DOI: 10.1287/mnsc.2023.4830 ISSN: 0025-1909

Common Institutional Ownership and Product Market Threats

Omesh Kini, Sangho Lee, Mo Shen
  • Management Science and Operations Research
  • Strategy and Management

The common ownership of firms can have anticompetitive effects by incentivizing collusive outcomes that maximize joint surpluses of the commonly held firms or procompetitive effects through enhanced knowledge spillovers. Using a difference-in-differences regression methodology that exploits mergers between financial institutions as exogenous shocks to common ownership, our baseline results suggest that higher common ownership leads to greater product market fluidity (a text-based metric of competition) and generally leads to more product development and higher investments.
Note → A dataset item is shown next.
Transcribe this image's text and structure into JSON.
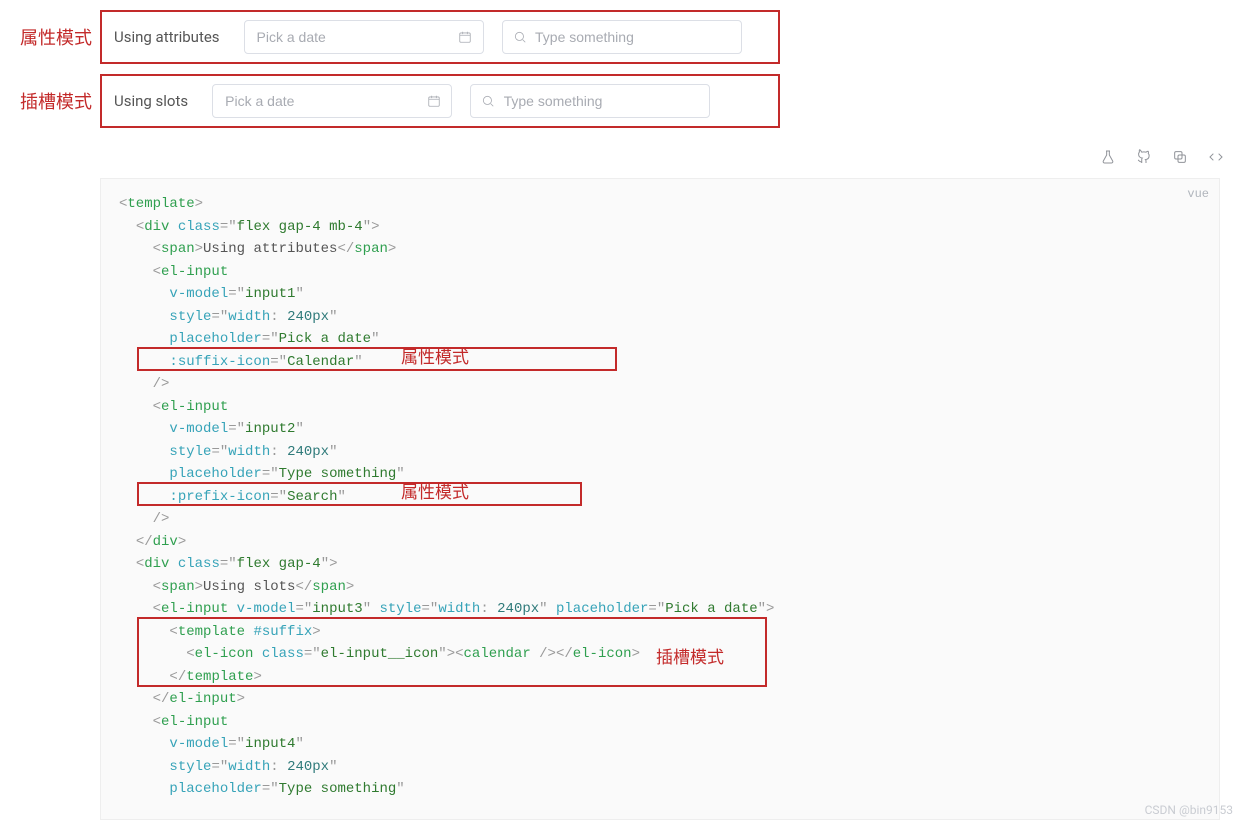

These findings suggest that, on average, common ownership spurs dynamism in product spaces rather than tacit collusion between cross-held competitors. This is especially true in economic environments in which it is easier to take advantage of knowledge spillovers. However, common ownership can also inhibit product market competition and dynamism, especially in industries more prone to quasi-monopoly outcomes in product spaces. Implementing a one-size-fits-all regulatory policy limiting common ownership may be harmful in industries with strong spillover opportunities.

This paper was accepted by Victoria Ivashina, finance.